Can this man save Asian democracy?

By Korea Herald
  • Published : Feb 7, 2014 - 20:13
  • Updated : Feb 7, 2014 - 20:13
One might well despair of democracy in Southeast Asia, judging by the events of recent weeks: crackdowns on protesters in Cambodia, anti-Christian attacks in Malaysia and anti-Muslim riots in Myanmar, an electoral civil war in Thailand. That makes the fate of Joko Widodo important far beyond the confines of Jakarta, the sprawling megacity he currently runs.

Polls show the genial “Jokowi,” as he is universally known, to be the overwhelming favorite in Indonesia’s presidential elections, scheduled for July. Indonesians have grown weary of a revolving cast of national politicians that has hardly varied since the fall of Suharto in 1998. Like Barack Obama in his first run for president, 52-year-old Widodo ― a Deep Purple fan and former furniture manufacturer ― has inspired hope that an outsider might bring change and cut through the corruption and policy drift that have marred Indonesian politics.

It’s true that other political outsiders have posted a poor record recently in Asia. Tycoon Thaksin Shinawatra planted the seeds of Thailand’s current crisis with his profligate policies and arrogant style of leadership. Pakistani cricketer Imran Khan has offered few policy ideas beyond ending U.S. drone attacks. Even Arvind Kejriwal, the anti-corruption campaigner and chief minister of Delhi, who leads the most popular third-party movement in India in years, has so far shown himself far more adept at agitprop than at governing.

What all these countries need now are solutions, not slogans. And that’s where Widodo has set himself apart: by effectively addressing three of the key challenges that will confront whoever wins Indonesia’s elections.

First, he has attacked graft and bureaucratic inefficiency ― the two biggest obstacles to doing business in Indonesia. Jakarta bureaucrats are now appointed on merit, based in part on test scores, rather than the strength of their connections or size of their bribes. Many government activities, including paying taxes and applying for a business permit, have been made more transparent, reducing the scope for rent seeking. Technology has empowered citizens to combat corruption themselves: They can now submit mobile-phone footage to expose officials who demand payoffs or otherwise abuse their authority.

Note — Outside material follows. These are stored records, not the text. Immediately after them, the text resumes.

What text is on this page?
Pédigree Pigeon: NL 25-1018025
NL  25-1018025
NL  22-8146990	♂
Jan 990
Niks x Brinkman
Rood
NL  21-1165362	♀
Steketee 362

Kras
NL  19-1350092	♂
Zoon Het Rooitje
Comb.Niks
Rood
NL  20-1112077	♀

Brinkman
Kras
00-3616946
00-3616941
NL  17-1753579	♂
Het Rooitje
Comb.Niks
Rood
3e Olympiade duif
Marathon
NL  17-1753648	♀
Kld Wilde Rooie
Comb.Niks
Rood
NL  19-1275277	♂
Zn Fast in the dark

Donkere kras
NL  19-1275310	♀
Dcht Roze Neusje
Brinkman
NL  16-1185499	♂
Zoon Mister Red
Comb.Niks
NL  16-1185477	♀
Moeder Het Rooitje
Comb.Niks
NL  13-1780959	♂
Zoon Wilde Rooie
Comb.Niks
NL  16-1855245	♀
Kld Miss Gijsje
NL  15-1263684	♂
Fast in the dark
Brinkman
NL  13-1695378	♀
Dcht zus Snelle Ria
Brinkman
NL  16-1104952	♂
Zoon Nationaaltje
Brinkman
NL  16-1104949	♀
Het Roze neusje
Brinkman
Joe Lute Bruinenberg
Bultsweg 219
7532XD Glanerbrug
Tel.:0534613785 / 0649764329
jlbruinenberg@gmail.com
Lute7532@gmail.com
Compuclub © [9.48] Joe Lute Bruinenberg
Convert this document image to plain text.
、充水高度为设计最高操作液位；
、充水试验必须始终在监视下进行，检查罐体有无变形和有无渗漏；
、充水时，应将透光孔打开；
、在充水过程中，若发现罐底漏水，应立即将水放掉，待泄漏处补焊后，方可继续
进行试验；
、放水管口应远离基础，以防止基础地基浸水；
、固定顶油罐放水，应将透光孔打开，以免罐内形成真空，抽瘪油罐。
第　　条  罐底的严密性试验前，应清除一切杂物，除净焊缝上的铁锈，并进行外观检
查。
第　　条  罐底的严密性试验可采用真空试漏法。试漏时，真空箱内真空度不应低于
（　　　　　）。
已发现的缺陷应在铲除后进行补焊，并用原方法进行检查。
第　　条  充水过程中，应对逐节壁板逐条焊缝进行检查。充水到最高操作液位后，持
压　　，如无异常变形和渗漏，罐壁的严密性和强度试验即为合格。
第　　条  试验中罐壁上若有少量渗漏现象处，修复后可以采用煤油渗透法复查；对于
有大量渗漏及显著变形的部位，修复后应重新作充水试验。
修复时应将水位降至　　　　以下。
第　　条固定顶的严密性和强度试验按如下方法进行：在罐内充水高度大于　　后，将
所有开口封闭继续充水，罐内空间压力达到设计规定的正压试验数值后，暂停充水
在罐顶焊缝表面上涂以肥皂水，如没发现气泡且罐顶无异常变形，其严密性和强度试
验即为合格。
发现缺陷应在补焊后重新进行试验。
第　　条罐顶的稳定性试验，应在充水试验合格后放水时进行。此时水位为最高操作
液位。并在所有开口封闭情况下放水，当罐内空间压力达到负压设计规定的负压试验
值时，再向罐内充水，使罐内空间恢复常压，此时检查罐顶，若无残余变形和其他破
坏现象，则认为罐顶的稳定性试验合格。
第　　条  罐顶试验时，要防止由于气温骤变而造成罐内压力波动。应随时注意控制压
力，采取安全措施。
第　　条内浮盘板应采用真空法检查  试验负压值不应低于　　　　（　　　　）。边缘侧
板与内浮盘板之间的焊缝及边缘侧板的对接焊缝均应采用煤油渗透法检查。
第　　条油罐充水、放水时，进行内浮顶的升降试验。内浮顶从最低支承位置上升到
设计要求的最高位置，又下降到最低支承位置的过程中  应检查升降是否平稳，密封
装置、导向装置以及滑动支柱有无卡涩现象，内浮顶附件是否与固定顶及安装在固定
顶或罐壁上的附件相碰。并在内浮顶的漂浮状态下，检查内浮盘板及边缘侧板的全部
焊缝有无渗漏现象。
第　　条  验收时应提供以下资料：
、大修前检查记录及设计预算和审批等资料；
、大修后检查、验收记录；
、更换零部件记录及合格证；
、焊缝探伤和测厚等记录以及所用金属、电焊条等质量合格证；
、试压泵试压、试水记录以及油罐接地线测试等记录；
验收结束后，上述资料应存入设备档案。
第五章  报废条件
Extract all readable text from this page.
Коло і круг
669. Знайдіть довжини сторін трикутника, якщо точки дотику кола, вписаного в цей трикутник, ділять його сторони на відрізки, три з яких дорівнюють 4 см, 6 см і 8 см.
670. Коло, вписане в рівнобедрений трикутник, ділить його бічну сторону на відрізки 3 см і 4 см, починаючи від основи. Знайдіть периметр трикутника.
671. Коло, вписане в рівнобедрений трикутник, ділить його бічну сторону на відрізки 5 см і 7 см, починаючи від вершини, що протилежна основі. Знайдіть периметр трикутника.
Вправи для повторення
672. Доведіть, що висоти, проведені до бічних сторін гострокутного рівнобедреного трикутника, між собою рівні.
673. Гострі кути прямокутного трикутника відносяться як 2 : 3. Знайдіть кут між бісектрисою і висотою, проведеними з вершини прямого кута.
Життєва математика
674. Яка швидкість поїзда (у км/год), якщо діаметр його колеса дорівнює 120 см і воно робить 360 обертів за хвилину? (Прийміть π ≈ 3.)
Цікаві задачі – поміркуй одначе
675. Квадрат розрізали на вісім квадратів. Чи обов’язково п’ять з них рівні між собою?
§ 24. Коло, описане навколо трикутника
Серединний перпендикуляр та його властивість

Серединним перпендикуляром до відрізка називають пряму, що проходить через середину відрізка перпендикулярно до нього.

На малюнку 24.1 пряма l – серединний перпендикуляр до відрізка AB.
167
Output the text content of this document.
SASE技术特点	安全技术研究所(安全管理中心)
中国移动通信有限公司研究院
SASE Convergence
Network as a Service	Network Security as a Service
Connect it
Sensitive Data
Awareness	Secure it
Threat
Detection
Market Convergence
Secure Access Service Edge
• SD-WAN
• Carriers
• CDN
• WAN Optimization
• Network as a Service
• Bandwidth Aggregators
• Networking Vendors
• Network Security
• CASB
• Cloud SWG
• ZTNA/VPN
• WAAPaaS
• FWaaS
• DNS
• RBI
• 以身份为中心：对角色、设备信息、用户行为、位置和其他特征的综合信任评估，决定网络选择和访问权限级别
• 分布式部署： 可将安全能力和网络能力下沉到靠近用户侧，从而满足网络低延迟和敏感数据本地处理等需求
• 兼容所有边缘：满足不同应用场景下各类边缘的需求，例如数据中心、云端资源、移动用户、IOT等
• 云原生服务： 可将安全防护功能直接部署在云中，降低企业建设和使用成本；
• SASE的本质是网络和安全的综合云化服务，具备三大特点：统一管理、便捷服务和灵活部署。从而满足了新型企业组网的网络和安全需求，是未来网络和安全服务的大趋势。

Second, while Jakarta’s traffic remains atrocious, Widodo has also started to improve the city’s underdeveloped infrastructure. Here, his trademark “blusukan,” or field visits ― he turns up unannounced in neighborhoods to quiz residents, cut through red tape and shame local officials ― have proved critical. “When I show up, 70 percent of the problem is solved,” Widodo says without boastfulness. The visits earn him immense goodwill, which he’s used to settle long-standing land disputes and clear squatter settlements. Flood-control measures have improved thereby, and new road and rail projects ― including a multibillion-dollar metro ― are under way.

Lastly, Widodo has started to create a proper social-welfare net. He has introduced free health care for Jakarta’s poorest citizens, and elements of the program are being watched as possible national models. The city has gained valuable experience in alleviating many of the same problems the country faces ― most acutely, a dire shortage of facilities, medicines and staff.

How far that experience will translate remains a question. So far, Widodo has mostly challenged only local officials and power brokers, not the much more entrenched politicians, generals and tycoons he’d joust with as president. His policy views, both economic and foreign, are still vague or unknown.

To even run for president, Widodo needs the nomination of his party leader, Megawati Sukarnoputri, whom many believe harbors hopes of landing the top job herself. But if allowed to run, and if he succeeds at the national level, Widodo has the potential to change many Asians’ view of democracy. Megawati would be foolish not to give him the chance.